This insider’s account of the 2013 Super Bowl blackout cuts across the city’s cultural landscape to reveal what change has meant for New Orleanians.
Hosting the Super Bowl was set to be a major event for New Orleans. Not only was it a commercial boon for the city, but it would also be the first game played in the Superdome since it had been used as a shelter during Hurricane Katrina. As the big game approached, the entire city was determined to present its best face to the world.
Politicians, business leaders and tourism officials declared the rise of the "new New Orleans.” But as game day neared, the preparations revealed the strains of the post-Katrina recovery and the contrasts of the heralded renaissance. The watershed moment culminated in darkness when the lights went out in the Superdome.

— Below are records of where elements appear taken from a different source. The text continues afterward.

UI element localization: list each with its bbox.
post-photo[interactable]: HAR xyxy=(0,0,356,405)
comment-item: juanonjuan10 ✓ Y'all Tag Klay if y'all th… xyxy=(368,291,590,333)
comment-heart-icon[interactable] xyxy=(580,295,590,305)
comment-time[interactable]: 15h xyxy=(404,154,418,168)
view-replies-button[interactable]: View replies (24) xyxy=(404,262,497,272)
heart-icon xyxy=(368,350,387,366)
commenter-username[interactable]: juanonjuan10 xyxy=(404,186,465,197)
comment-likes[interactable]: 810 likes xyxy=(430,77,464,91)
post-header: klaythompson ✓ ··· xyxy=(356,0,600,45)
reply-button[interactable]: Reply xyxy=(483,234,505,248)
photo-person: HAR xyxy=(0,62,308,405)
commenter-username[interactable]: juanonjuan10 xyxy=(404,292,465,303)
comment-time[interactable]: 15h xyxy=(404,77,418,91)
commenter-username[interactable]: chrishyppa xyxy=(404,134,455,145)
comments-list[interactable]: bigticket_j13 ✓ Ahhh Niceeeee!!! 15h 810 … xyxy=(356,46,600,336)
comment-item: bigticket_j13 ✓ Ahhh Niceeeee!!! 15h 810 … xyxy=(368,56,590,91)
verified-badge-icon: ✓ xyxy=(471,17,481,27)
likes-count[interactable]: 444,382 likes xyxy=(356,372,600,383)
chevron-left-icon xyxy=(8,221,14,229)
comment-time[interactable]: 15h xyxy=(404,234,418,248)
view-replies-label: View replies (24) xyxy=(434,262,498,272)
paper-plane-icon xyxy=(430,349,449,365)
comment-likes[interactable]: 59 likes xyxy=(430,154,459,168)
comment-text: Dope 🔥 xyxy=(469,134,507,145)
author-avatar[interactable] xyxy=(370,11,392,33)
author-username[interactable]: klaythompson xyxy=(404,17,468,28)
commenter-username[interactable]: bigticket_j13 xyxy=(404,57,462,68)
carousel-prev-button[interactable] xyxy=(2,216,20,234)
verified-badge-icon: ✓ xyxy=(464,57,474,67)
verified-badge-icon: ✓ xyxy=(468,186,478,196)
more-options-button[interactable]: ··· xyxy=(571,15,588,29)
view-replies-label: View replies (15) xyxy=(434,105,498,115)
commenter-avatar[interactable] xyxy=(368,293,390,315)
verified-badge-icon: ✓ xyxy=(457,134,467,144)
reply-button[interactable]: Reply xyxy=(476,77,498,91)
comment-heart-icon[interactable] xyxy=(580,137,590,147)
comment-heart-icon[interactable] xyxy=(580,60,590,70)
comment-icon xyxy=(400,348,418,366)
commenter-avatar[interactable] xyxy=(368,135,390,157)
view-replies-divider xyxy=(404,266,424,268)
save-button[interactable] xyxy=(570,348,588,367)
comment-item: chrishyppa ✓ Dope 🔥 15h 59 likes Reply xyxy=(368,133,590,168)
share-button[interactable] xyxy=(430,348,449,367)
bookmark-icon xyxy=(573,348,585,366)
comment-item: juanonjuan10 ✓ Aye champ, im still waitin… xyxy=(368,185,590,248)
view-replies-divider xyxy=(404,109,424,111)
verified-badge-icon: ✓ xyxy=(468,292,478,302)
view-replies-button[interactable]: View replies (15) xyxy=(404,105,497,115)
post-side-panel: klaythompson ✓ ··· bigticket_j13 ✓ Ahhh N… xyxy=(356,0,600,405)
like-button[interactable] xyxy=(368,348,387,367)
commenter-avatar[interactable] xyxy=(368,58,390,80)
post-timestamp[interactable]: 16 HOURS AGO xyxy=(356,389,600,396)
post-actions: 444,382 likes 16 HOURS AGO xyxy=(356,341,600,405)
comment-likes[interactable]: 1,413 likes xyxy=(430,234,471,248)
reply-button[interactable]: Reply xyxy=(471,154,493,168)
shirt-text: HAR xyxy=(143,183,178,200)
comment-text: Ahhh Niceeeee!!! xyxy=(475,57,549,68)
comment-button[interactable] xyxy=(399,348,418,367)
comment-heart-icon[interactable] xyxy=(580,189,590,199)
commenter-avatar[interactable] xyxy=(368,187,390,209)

In this revealing portrait of the breathless months before the game, author Brian W. Boyles unearths the conflicts, ambitions and secret histories that defined the city as it prepared for Super Bowl XLVII.
Brian Boyles is a native of Pittsburgh and graduate of Tulane University. Since 2007 he has directed public programming at the Louisiana Humanities Center, including oral history projects with musicians and politicians. A founding member of East Village Radio, he was named to Gambit Weekly's 40-Under-40 List in 2011. His work has appeared in the Oxford American, Vice.com, The Classical, Offbeat, The Lens, The Brooklyn Rail and SLAM. Boyles lives in New Orleans's 13th Ward with his wife and son.